Pesawat menukik tajam namun perlahan. Daratan makin terasa dekat. Tak lama berselang suara decitan halus terdengar, roda pesawat mengecup lembut landasan pacu. Pukul 06.00 Waktu Indonesia Timur saya tiba di bandara internasional Pattimura, Ambon.

Ibu saya berasal dari Maluku, walaupun dia lahir di Jakarta. Otomatis, 50% darah saya adalah darah Maluku. Jadi, sangat menyenangkan bisa menginjakan kaki di Ambon, ibukota Maluku. Rasanya seperti pulang ke rumah. 

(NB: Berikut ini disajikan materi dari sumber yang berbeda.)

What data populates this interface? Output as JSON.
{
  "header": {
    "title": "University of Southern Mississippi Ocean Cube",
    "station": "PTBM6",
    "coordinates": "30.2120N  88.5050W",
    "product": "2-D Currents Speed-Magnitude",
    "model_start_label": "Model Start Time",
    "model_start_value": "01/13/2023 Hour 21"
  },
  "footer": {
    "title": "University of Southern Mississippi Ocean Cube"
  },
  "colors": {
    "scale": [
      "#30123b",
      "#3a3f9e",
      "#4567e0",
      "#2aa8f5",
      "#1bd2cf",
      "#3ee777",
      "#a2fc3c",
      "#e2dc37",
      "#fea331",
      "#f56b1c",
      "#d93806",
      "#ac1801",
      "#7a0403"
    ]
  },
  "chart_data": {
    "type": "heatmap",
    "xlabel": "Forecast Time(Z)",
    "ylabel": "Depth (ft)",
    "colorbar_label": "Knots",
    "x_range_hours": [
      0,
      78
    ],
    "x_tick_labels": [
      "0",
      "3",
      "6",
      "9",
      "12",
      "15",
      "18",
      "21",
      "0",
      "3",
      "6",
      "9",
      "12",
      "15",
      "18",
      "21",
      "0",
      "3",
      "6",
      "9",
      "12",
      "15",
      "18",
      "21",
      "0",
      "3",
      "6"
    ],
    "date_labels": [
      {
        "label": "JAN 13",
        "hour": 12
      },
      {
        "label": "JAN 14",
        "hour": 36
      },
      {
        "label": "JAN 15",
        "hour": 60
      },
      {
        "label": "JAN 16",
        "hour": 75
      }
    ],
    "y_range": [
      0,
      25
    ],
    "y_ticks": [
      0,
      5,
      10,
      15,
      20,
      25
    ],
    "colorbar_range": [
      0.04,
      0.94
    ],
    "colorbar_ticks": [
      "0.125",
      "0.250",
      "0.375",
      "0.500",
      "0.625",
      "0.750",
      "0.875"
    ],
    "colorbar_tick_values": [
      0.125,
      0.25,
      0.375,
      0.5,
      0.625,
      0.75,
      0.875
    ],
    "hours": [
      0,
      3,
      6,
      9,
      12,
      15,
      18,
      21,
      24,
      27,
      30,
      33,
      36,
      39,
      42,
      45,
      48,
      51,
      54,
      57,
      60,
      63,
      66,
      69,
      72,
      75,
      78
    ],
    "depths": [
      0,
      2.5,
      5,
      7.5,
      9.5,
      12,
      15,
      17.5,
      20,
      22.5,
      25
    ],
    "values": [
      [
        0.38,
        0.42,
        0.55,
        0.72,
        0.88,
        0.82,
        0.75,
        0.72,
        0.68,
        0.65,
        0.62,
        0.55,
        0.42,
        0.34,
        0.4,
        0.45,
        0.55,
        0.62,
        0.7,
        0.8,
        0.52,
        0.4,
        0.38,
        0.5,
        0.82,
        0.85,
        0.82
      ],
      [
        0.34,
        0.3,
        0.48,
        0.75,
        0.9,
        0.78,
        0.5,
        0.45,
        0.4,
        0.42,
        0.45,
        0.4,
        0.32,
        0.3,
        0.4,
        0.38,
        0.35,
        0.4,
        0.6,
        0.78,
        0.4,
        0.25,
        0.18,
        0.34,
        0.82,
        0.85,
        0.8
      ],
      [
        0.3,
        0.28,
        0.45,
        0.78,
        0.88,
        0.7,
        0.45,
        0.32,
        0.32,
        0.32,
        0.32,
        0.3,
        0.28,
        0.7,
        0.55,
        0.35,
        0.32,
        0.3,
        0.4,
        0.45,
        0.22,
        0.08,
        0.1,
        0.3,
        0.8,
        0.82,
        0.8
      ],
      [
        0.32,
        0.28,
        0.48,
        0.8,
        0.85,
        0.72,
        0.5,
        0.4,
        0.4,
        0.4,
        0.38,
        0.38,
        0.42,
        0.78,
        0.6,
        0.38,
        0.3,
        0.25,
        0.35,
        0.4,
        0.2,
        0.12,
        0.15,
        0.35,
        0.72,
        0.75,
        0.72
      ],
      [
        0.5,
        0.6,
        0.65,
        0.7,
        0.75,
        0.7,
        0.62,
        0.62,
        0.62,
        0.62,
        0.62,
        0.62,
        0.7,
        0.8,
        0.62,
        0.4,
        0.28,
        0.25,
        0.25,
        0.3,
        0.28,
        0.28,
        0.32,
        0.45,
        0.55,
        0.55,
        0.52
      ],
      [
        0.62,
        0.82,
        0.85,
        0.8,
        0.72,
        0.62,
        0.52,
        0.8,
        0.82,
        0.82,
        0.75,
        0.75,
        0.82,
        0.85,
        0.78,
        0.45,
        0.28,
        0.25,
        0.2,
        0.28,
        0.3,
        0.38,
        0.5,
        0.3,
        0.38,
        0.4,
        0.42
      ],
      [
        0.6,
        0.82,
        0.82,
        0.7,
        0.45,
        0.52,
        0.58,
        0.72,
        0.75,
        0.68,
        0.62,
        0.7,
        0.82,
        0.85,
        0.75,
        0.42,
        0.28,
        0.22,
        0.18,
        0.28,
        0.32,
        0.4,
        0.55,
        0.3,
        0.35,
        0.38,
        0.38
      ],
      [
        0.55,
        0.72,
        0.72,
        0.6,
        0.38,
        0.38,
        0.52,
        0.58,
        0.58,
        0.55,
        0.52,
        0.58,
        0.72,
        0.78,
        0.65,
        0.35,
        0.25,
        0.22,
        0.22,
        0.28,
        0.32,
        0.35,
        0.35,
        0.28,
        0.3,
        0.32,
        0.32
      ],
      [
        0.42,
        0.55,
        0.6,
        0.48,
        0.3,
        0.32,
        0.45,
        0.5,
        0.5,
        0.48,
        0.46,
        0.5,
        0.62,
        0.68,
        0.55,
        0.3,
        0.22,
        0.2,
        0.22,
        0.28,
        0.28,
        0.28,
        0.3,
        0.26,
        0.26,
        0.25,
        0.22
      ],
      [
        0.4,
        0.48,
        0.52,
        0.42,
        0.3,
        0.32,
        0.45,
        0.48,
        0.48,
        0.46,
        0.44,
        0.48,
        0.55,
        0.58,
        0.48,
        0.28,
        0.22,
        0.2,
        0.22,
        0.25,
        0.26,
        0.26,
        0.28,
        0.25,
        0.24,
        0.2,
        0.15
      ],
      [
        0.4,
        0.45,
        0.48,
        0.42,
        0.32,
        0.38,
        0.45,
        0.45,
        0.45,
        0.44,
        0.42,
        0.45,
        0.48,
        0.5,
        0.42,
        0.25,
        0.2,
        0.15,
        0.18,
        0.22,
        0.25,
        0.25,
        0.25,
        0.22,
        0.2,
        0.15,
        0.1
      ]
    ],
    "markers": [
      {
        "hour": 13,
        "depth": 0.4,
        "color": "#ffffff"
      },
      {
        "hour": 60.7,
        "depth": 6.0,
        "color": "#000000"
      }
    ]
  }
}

Telah menunggu di bandara, Amrin, seorang couchsurfer asal Ambon yang telah membuat janji dengan pacar saya, Risty yang juga anggota Couchsurfing. Couchsurfing (CS) adalah sebuah komunitas online yang menghubungkan traveler dari mancanegara. CS punya misi untuk agar setiap anggotanya punya pengalaman yang menginspirasi. Setiap anggota CS punya kesempatan untuk menjadi tuan rumah di negaranya sendiri menjamu traveler yang ingin berkunjung dan begitu juga sebaliknya.

"Mbak Risty ya?" kata pria yang mengenakan jaket timnas sepakbola Inggris warna biru dan kemudian bersalaman dengan Risty. Dia memperkenalkan diri sebagai Amrin, kemudian saya menjabat tangannya dan memperkenalkan diri.

Tanpa banyak basa basi, Amrin mengantar kami keluar dari bandara. "Kita harus segera berangkat, Kapal ke Masohi berangkat pukul sembilan. Kalau enggak berangkat sekarang takutnya nanti enggak bisa ke Ora". Ujarnya sambil berjalan sedikit terburu-buru karena waktu itu sudah menunjukan hampir pukul tujuh pagi.

Saya dan Risty bertujuan ke Ora Beach Resort, sebuah tempat penginapan yang terletak di Pantai Ora, Pulau Seram. Untuk sampai ke sana, langkah pertama yang ditempuh adalah menuju pelabuhan Tulehu. Menurut Amrin, kapal dari Tulehu berangkat sekitar pukul 9 atau 10 pagi menuju Masohi.

Amrin membawa kami naik angkot. Ya, di Ambon, di depan bandaranya banyak angkot, sehingga kami tidak perlu naik taksi. Di Ambon, taksi bukan seperti taksi umum di Jakarta, namun lebih seperti mobil carteran dan harganya lumayan mahal. Ada juga Damri, tapi menurut Amrin bus pemerintah itu tidak pasti datangnya. Bisa sangat lama menunggunya, seperti menunggu jodoh. Jadi, angkutan kota (angkot) adalah pilihan terbaik untuk budget traveler seperti saya.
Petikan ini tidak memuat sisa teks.